Writing a zero to reg 0x10 will result in no hashing at all. What issue are you referring to? I do not have any issue, I just want to share what I got. The purpose of this unit test in this PR is to verify that the firmware/bm1366 chip is able to find the correct nonce/version combination as well as the correct hash for block #839900. It shows how I used reg. 0x10 to configure the bm1366 chip to use to full 32 bit nonce range. Key part is "void BM1366_set_nonce_mask(int chip_count)".As you can see I'm using a magic number 0x15FF to calculate the offset like outlined below.
|
The intention of this PR is to share my findings with the dev-team
and to get a possible bug addressed.I'm
wasworking on a unit test to proof my Bitaxe is actual able to find correct nonce and version for any given stratum notification. As I didn't have time to wait for years ;-) I took data from an already resolved block (merkle_root, ntime) and mixed it with the related stratum notification from public-pool.io targeting the same block. Block #839900 was selected for my unit test but any given block where stratum notification as well as correct and valid merkle_root and ntime is known should do.During the unit test implementation, I noticed that the bm1366 chip is actually not hashing the whole nonce space but only a small part of it. It turns out the chip is (IMHO) using its chip address to divide the nonce space into smaller portions (this was also highlighted at: https://youtu.be/6o92HhvOc1I?t=5710). It seems it is also doing so even if a single chip is not in a chain with others, as my unit test shows.
Anyway, in order to proof the Bitaxe is able to find a solution of any given stratum notification, the unit test is changing the chip address of a single bm1366 on-the-fly during the test to emulate kind of a bigger chain and to jump into all the different nonce spaces. This was working fine and it took just a couple of minutes to hash thru the whole nonce space for the already confirmed working merkle_root. Sadly no success, the expected nonce/version combination did not show up.
I was wondering why the bm1366 still was not able to find the correct nonce (and version), so I double checked the code referenced by the unit test
and found a possible bug in construct_bm_job (to be confirmed by one of the core devs). I used a script (also included in this PR) to verify hash values and found the merkle_root only needs endian words swapped and should not be in reversed order. Anyway, a suggestion for a fix is included in this PR and applied to my code,my unit test was finally able to find the correct nonce and version and my goal was achieved.
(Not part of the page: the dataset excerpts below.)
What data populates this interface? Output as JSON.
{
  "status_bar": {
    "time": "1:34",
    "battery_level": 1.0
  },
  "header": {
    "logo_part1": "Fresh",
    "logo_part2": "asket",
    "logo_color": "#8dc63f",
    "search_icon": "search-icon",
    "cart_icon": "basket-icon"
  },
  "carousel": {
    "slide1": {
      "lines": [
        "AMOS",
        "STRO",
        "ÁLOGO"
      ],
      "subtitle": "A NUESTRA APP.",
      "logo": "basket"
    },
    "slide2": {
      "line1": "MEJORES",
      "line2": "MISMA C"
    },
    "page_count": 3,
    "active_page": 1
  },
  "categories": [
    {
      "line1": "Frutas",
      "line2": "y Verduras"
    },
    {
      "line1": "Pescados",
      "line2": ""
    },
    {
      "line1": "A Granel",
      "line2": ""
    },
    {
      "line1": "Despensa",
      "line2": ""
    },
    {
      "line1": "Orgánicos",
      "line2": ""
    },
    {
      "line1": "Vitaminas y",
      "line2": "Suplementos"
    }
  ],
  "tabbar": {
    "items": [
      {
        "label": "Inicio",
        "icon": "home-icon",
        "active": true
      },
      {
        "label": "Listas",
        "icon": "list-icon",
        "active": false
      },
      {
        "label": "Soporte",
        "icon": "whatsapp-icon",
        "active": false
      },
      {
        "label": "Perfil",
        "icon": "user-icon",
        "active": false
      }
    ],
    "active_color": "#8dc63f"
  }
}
If I find time I might try to develop a kind of chip address switching feature to actually cover the whole nonce space on my Bitaxe.Below some selected output from my unit test, a longer version of the log is included in this PR.
Update, as I reverted my changes to construct_bm_job, this unit test is not yet fully functional and I need to rework this stuff
Update2, it seems the merkle_root copied from blockchain.info needs to be in reversed order. It's not yet fully clear to me why. However, unit test is working again and is verifying the nonce and version again ;-)
Nonce 3529540887 and version 0x2a966000 are according to blockchain.info the correct solution for block #839900 and was found by a pool called "Poolin" two days ago.
Possible follow-up / next steps (IMHO):
the code used to calculate midstate hashes for bm1397 based hardware should be re-checked and verified as I noticed my "fix" is causing the bm1397 related unit test "validate bm job construction" to FAIL. Sadly I do not have any bm1397 based hardware available to test/verify this on my own.Disclaimer: This PR was developed and tested on my Bitaxe Ultra 205 only and needs further testing on other supported hardware.